Fig. 1: (a) SEM micrographs of the AAO specimens formed by mild anodization for 2 h (left column) and hard anodization for 2 h (right column of (a)). The arrangements of the pores for the respective samples are shown in the upper SEM micrographs. The thicknesses of the respective samples are indicated in the cross-sectional SEM micrographs (lower part of the left and right column). (b) Oblique view in cross-section of the anodic alumina membrane with modulated pore diameter. The inset shows a magnified view of the area marked by the white rectangle.

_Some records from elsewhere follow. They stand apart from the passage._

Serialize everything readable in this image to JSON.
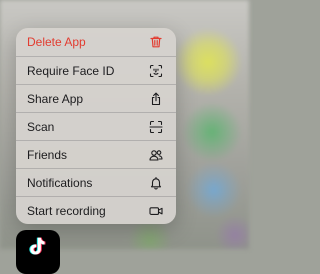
{
  "context_menu": {
    "items": [
      {
        "label": "Delete App",
        "icon": "trash-icon",
        "destructive": true
      },
      {
        "label": "Require Face ID",
        "icon": "face-id-icon",
        "destructive": false
      },
      {
        "label": "Share App",
        "icon": "share-icon",
        "destructive": false
      },
      {
        "label": "Scan",
        "icon": "scan-icon",
        "destructive": false
      },
      {
        "label": "Friends",
        "icon": "friends-icon",
        "destructive": false
      },
      {
        "label": "Notifications",
        "icon": "bell-icon",
        "destructive": false
      },
      {
        "label": "Start recording",
        "icon": "video-camera-icon",
        "destructive": false
      }
    ]
  },
  "app_icon": {
    "icon": "tiktok-logo-icon"
  },
  "colors": {
    "destructive": "#e23c30",
    "text": "#1c1c1e",
    "menu_background": "#d6d2ce"
  }
}
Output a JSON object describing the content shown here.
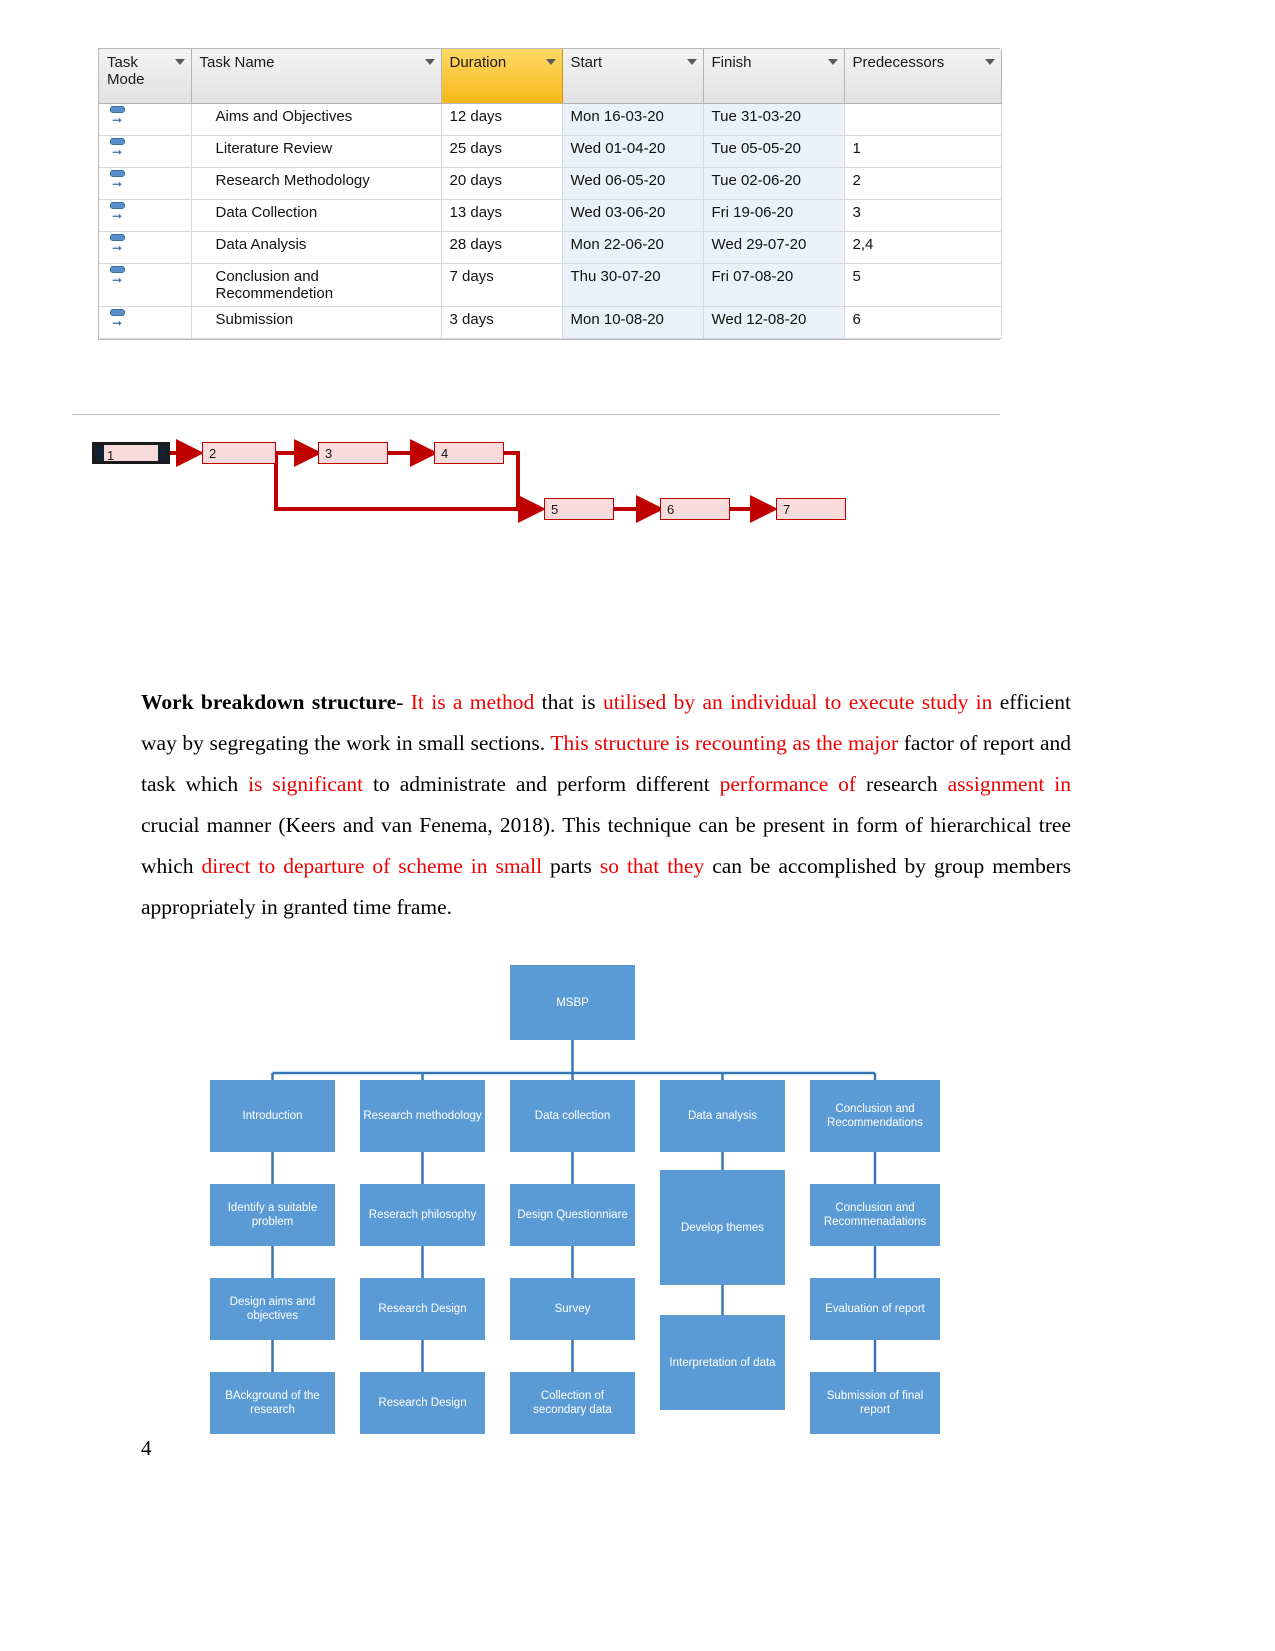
{
  "gantt": {
    "columns": [
      {
        "label": "Task Mode",
        "highlighted": false,
        "has_filter": true
      },
      {
        "label": "Task Name",
        "highlighted": false,
        "has_filter": true
      },
      {
        "label": "Duration",
        "highlighted": true,
        "has_filter": true
      },
      {
        "label": "Start",
        "highlighted": false,
        "has_filter": true
      },
      {
        "label": "Finish",
        "highlighted": false,
        "has_filter": true
      },
      {
        "label": "Predecessors",
        "highlighted": false,
        "has_filter": true
      }
    ],
    "rows": [
      {
        "mode": "auto-schedule-icon",
        "name": "Aims and Objectives",
        "duration": "12 days",
        "start": "Mon 16-03-20",
        "finish": "Tue 31-03-20",
        "predecessors": ""
      },
      {
        "mode": "auto-schedule-icon",
        "name": "Literature Review",
        "duration": "25 days",
        "start": "Wed 01-04-20",
        "finish": "Tue 05-05-20",
        "predecessors": "1"
      },
      {
        "mode": "auto-schedule-icon",
        "name": "Research Methodology",
        "duration": "20 days",
        "start": "Wed 06-05-20",
        "finish": "Tue 02-06-20",
        "predecessors": "2"
      },
      {
        "mode": "auto-schedule-icon",
        "name": "Data Collection",
        "duration": "13 days",
        "start": "Wed 03-06-20",
        "finish": "Fri 19-06-20",
        "predecessors": "3"
      },
      {
        "mode": "auto-schedule-icon",
        "name": "Data Analysis",
        "duration": "28 days",
        "start": "Mon 22-06-20",
        "finish": "Wed 29-07-20",
        "predecessors": "2,4"
      },
      {
        "mode": "auto-schedule-icon",
        "name": "Conclusion and Recommendetion",
        "duration": "7 days",
        "start": "Thu 30-07-20",
        "finish": "Fri 07-08-20",
        "predecessors": "5"
      },
      {
        "mode": "auto-schedule-icon",
        "name": "Submission",
        "duration": "3 days",
        "start": "Mon 10-08-20",
        "finish": "Wed 12-08-20",
        "predecessors": "6"
      }
    ]
  },
  "network_diagram": {
    "node_color": "#fadbdb",
    "line_color": "#c00000",
    "nodes": [
      {
        "id": "1",
        "label": "1",
        "is_start": true
      },
      {
        "id": "2",
        "label": "2",
        "is_start": false
      },
      {
        "id": "3",
        "label": "3",
        "is_start": false
      },
      {
        "id": "4",
        "label": "4",
        "is_start": false
      },
      {
        "id": "5",
        "label": "5",
        "is_start": false
      },
      {
        "id": "6",
        "label": "6",
        "is_start": false
      },
      {
        "id": "7",
        "label": "7",
        "is_start": false
      }
    ],
    "links": [
      {
        "from": "1",
        "to": "2"
      },
      {
        "from": "2",
        "to": "3"
      },
      {
        "from": "3",
        "to": "4"
      },
      {
        "from": "4",
        "to": "5"
      },
      {
        "from": "2",
        "to": "5"
      },
      {
        "from": "5",
        "to": "6"
      },
      {
        "from": "6",
        "to": "7"
      }
    ]
  },
  "paragraph": {
    "segments": [
      {
        "text": "Work breakdown structure",
        "style": "bold"
      },
      {
        "text": "- ",
        "style": "plain"
      },
      {
        "text": "It is a method ",
        "style": "red"
      },
      {
        "text": "that is ",
        "style": "plain"
      },
      {
        "text": "utilised by an individual to execute study in ",
        "style": "red"
      },
      {
        "text": "efficient way by segregating the work in small sections. ",
        "style": "plain"
      },
      {
        "text": "This structure is recounting as the major ",
        "style": "red"
      },
      {
        "text": "factor of report and task which ",
        "style": "plain"
      },
      {
        "text": "is significant ",
        "style": "red"
      },
      {
        "text": "to administrate and perform different ",
        "style": "plain"
      },
      {
        "text": "performance of ",
        "style": "red"
      },
      {
        "text": "research ",
        "style": "plain"
      },
      {
        "text": "assignment in ",
        "style": "red"
      },
      {
        "text": "crucial manner (Keers and van Fenema,  2018). This technique can be present in form of hierarchical tree which ",
        "style": "plain"
      },
      {
        "text": "direct to departure of scheme in small ",
        "style": "red"
      },
      {
        "text": "parts ",
        "style": "plain"
      },
      {
        "text": "so that they ",
        "style": "red"
      },
      {
        "text": "can be accomplished by group members appropriately in granted time frame.",
        "style": "plain"
      }
    ]
  },
  "wbs_chart": {
    "box_color": "#5b9bd5",
    "connector_color": "#3a78b5",
    "root": {
      "label": "MSBP"
    },
    "branches": [
      {
        "header": "Introduction",
        "items": [
          "Identify a suitable problem",
          "Design aims and objectives",
          "BAckground of the research"
        ]
      },
      {
        "header": "Research methodology",
        "items": [
          "Reserach philosophy",
          "Research Design",
          "Research Design"
        ]
      },
      {
        "header": "Data collection",
        "items": [
          "Design Questionniare",
          "Survey",
          "Collection of secondary data"
        ]
      },
      {
        "header": "Data analysis",
        "items": [
          "Develop themes",
          "Interpretation of data"
        ]
      },
      {
        "header": "Conclusion and Recommendations",
        "items": [
          "Conclusion and Recommenadations",
          "Evaluation of report",
          "Submission of final report"
        ]
      }
    ]
  },
  "page": {
    "number": "4"
  }
}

Recently we have found that by pre-anodizing aluminum surfaces, carefully controlling the surface heat evolution and appropriately selecting the anodizing voltage that a new self-ordering regime can be achieved that produces highly ordered porous templates that are thicker, produced 25-35 times faster and provide a new interpore size domain unavailable previously (see Fig. 1). Based on findings on the self-ordering behavior, we have realized perfectly ordered alumina membranes with ratios of pore depth to pore diameter larger than 1,000 of uniform nanopores with constant and periodically modulated diameters (see Fig. 1). These well-defined three-dimensional (3D) nanoarchitectures have the potential for a broad range of nanotechnology applications like 3D photonic crystals, meta-materials, microfluidics and for the template-based synthesis of multifunctional nanowires and nanotubes.